KISSIMMEE, Fla.--Last year, just six third baseman punched more than 150 games for their teams, compared to 13 at second base and 11 at first base and shortstop.

The hot corner can burn through a body fast.

(Listen to our Phillies insider, Matt Hammond's conversation with Michael Young)

That's why this offseason, before his age-36 season, Phillies third baseman Michael Young turned to a different type of training regimen, one that he thinks will help keep him on the field for as many as 155 to 160 games when games start to matter: mixed martial arts.

Guess you could say he's been fighting age, literally.

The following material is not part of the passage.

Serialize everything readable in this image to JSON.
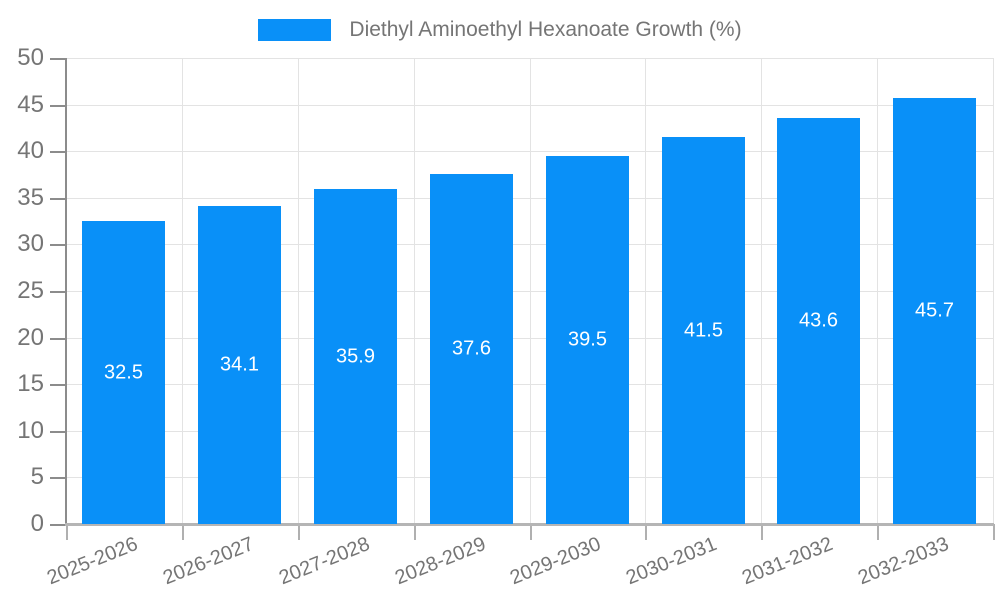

"It was awesome," he said after the Phillies 17-10 loss to the Atlanta Braves at Champions Field and the ESPN Wide World of Sports here.

"I’m going to do it every offseason."

His goal: to get in the best shape possible to not only endure the taxing 162-game schedule, but continue to polish his craft with the Phillies in Grapefruit League games this spring, even after 13 years in the bigs.

His regimen: his old routine, plus three times a week in an MMA gym.

"I wasn't taking blows to the chops or anything," he joked.

But he wasn't squandering any opportunities, now or in the regular (and maybe post) season, either. Even if that meant, as he said, grinding day in and out with little to no rest between workouts.

"That was my goal heading into the season," he said. "And that’s exactly what’s happened. I’ve been able to work really hard. I’m breaking a full sweat. But I don’t think I’ve really started to lose my breath one time."

This spring, Young has batted .294 in 18 games, making for technically his least productive exhibition season since 2006, when he hit .270 in 12 Cactus League games with the Texas Rangers.

Then again, Young's set high standards for himself: in his career, he's hit .370 in February and March, three times topping .400.

Still, the concern is that playing third base full-time for the first time since 2010 will, along with his age, begin to erode his .301 career average, why the Phillies sent Josh Lindblom to Texas to get him in December.

If so, Young doesn't feel it coming, physically.

"To be honest with you, I’ve felt the same my whole career," he said. "One thing I’ve heard most, (other players) say when you hit 30, that’s when your body starts to take a bit more of a beating. I never really felt that way. I feel the same as I’ve felt for a long time."

To Kevin Frandsen, that's how it looks, too.

"Look at him walking around," he joked on Sunday. "He’s young. People always do the age thing. They just assume by age. They don’t look. You always gotta look first."

And, to Frandsen, take a closer look at the numbers.

"They say he had a down year last year. He hit like .280," he said with a laugh. "That’s a down year? I mean, really? The media portrays that as such a down year. Ask a lot of major leaguers what they would like. That would be a helluva year."

In both 2008 and 2010, Young hit .283 after hitting over .310 the year prior. The years after, he hit .322 and .388.

In both bounce-back years, he actually played the field more.

But if he's befallen by injury or the coaching staff opts to temper his usage, Frandsen will likely be the guy the Phillies turn to.

Nothing is for certain. But Frandsen's .338 average and .834 OPS in 55 games last summer and .298 average and .880 this spring make him a safe bet for one of two roster spots likely to go to utility infielders. Freddy Galvis will likely land the other.

"He’s been great," Young said of Frandsen. "Really versatile guy. Works hard. He and I take ground balls together every morning. I think that he knows he can carve himself out a really great niche."

In 2007, Frandsen seemed to have done just that for the Giants, hitting .269 in 109 games, but he was derailed by an Achilles injury the next spring, costing him all but one game. Between then and last season, he played 77 games and none in 2011.

For the three years since, Frandsen said, his focus has been his consistency -- not only in his performance, but also in his preparation.

That's partly where a guy like Young comes in.

"You hear all the stories about him, and he just tops it," Frandsen said of Young. "Just with his personality and willingness to help. He’ll ask me questions, there’s certain things I do, and I’m like, You’ve got the All-Star games behind you, buddy."

And, the Phillies hope, at least one more ahead of him.